Another interesting line is the biofeedback focused on mental well-beingIf the device is able to relate certain EEG patterns to states of relaxation, deep concentration, or stress, it could guide the user in breathing exercises, meditation, or cognitive training, providing real-time indicators of whether these practices are having the desired effect.

It wouldn't stop at just the brain. Apple's public documents mention the possible addition of sensors to measure blood volume, facial muscle activity, and eye movements from the earphone itself. Combined with the EEG signal and processed in a iPhone or another device, this data could feed AI models capable of providing a very complete picture of the user's physiological and emotional state.

All these uses would have to be accompanied by strict controls over consent, data management and access by third partiesIn the examples presented, it is assumed that information can be shared with healthcare professionals only if the user authorizes it, and that much of the processing is done locally to minimize risks.

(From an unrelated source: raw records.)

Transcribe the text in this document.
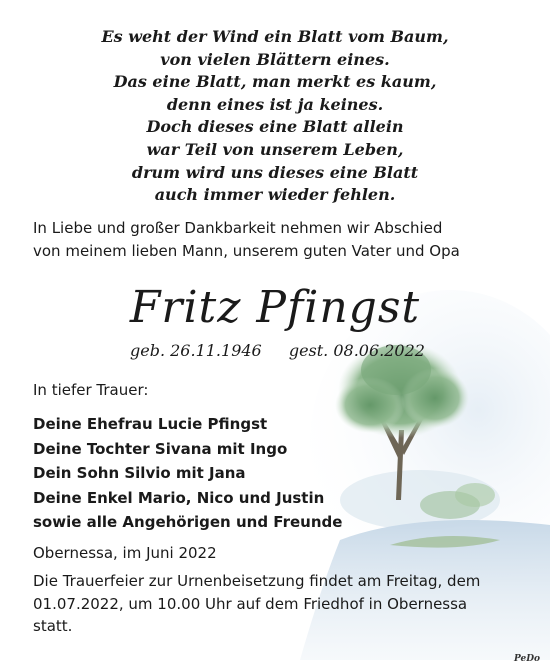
Es weht der Wind ein Blatt vom Baum,
von vielen Blättern eines.
Das eine Blatt, man merkt es kaum,
denn eines ist ja keines.
Doch dieses eine Blatt allein
war Teil von unserem Leben,
drum wird uns dieses eine Blatt
auch immer wieder fehlen.
In Liebe und großer Dankbarkeit nehmen wir Abschied
von meinem lieben Mann, unserem guten Vater und Opa
Fritz Pfingst
geb. 26.11.1946 gest. 08.06.2022
In tiefer Trauer:
Deine Ehefrau Lucie Pfingst
Deine Tochter Sivana mit Ingo
Dein Sohn Silvio mit Jana
Deine Enkel Mario, Nico und Justin
sowie alle Angehörigen und Freunde
Obernessa, im Juni 2022
Die Trauerfeier zur Urnenbeisetzung findet am Freitag, dem
01.07.2022, um 10.00 Uhr auf dem Friedhof in Obernessa
statt.
PeDo
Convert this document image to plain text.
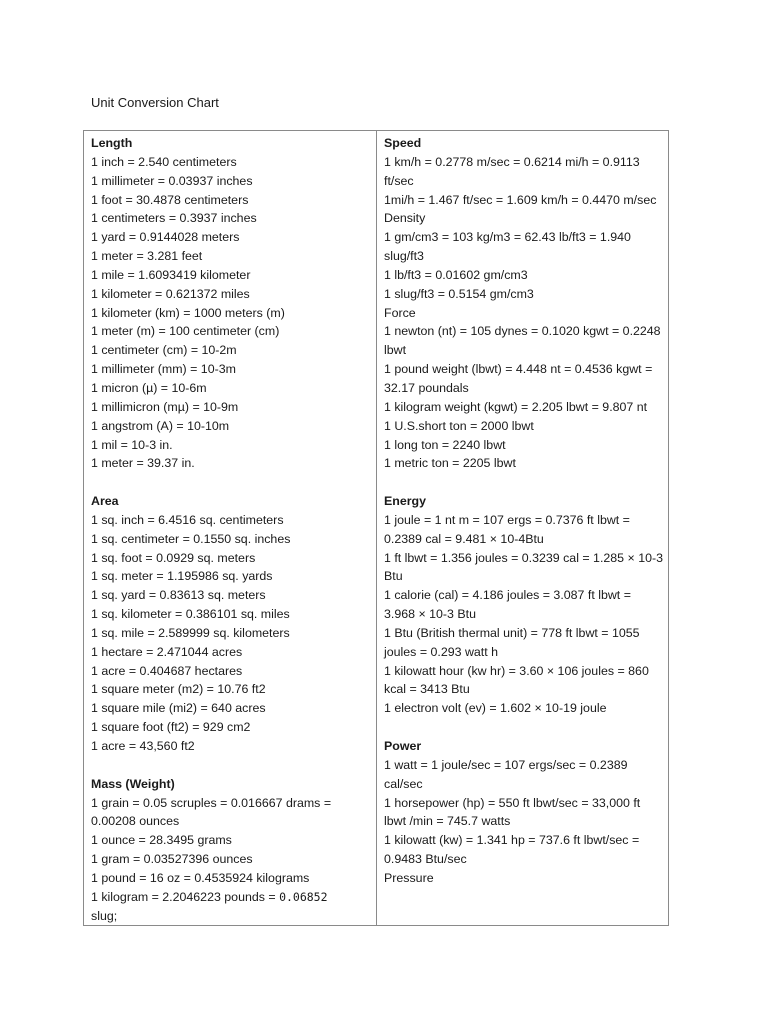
Unit Conversion Chart
Length
1 inch = 2.540 centimeters
1 millimeter = 0.03937 inches
1 foot = 30.4878 centimeters
1 centimeters = 0.3937 inches
1 yard = 0.9144028 meters
1 meter = 3.281 feet
1 mile = 1.6093419 kilometer
1 kilometer = 0.621372 miles
1 kilometer (km) = 1000 meters (m)
1 meter (m) = 100 centimeter (cm)
1 centimeter (cm) = 10-2m
1 millimeter (mm) = 10-3m
1 micron (µ) = 10-6m
1 millimicron (mµ) = 10-9m
1 angstrom (A) = 10-10m
1 mil = 10-3 in.
1 meter = 39.37 in.
Area
1 sq. inch = 6.4516 sq. centimeters
1 sq. centimeter = 0.1550 sq. inches
1 sq. foot = 0.0929 sq. meters
1 sq. meter = 1.195986 sq. yards
1 sq. yard = 0.83613 sq. meters
1 sq. kilometer = 0.386101 sq. miles
1 sq. mile = 2.589999 sq. kilometers
1 hectare = 2.471044 acres
1 acre = 0.404687 hectares
1 square meter (m2) = 10.76 ft2
1 square mile (mi2) = 640 acres
1 square foot (ft2) = 929 cm2
1 acre = 43,560 ft2
Mass (Weight)
1 grain = 0.05 scruples = 0.016667 drams = 0.00208 ounces
1 ounce = 28.3495 grams
1 gram = 0.03527396 ounces
1 pound = 16 oz = 0.4535924 kilograms
1 kilogram = 2.2046223 pounds = 0.06852
slug;
Speed
1 km/h = 0.2778 m/sec = 0.6214 mi/h = 0.9113 ft/sec
1mi/h = 1.467 ft/sec = 1.609 km/h = 0.4470 m/sec
Density
1 gm/cm3 = 103 kg/m3 = 62.43 lb/ft3 = 1.940 slug/ft3
1 lb/ft3 = 0.01602 gm/cm3
1 slug/ft3 = 0.5154 gm/cm3
Force
1 newton (nt) = 105 dynes = 0.1020 kgwt = 0.2248 lbwt
1 pound weight (lbwt) = 4.448 nt = 0.4536 kgwt = 32.17 poundals
1 kilogram weight (kgwt) = 2.205 lbwt = 9.807 nt
1 U.S.short ton = 2000 lbwt
1 long ton = 2240 lbwt
1 metric ton = 2205 lbwt
Energy
1 joule = 1 nt m = 107 ergs = 0.7376 ft lbwt = 0.2389 cal = 9.481 × 10-4Btu
1 ft lbwt = 1.356 joules = 0.3239 cal = 1.285 × 10-3 Btu
1 calorie (cal) = 4.186 joules = 3.087 ft lbwt = 3.968 × 10-3 Btu
1 Btu (British thermal unit) = 778 ft lbwt = 1055 joules = 0.293 watt h
1 kilowatt hour (kw hr) = 3.60 × 106 joules = 860 kcal = 3413 Btu
1 electron volt (ev) = 1.602 × 10-19 joule
Power
1 watt = 1 joule/sec = 107 ergs/sec = 0.2389 cal/sec
1 horsepower (hp) = 550 ft lbwt/sec = 33,000 ft lbwt /min = 745.7 watts
1 kilowatt (kw) = 1.341 hp = 737.6 ft lbwt/sec = 0.9483 Btu/sec
Pressure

In practice, what both the PARS paper and the patents and prototypes show is a very clear convergence: Apple is exploring, on the one hand, the best way to collect brain signals from the ear and on the other the best way to interpret them with AI without relying on human annotationsIf both pieces fit together, headphones could cease to be simple audio players and become advanced health and performance tools, provided that ethical and privacy aspects are well managed.

Everything points to the fact that we are at the beginning of a new generation of wearables in which methods such as Apple PARS (Parwise Relative Shift) and discrete sensors such as the ear-EEG They can transform how we understand our sleep, our attention, and our neurological health, starting with something as everyday as AirPods.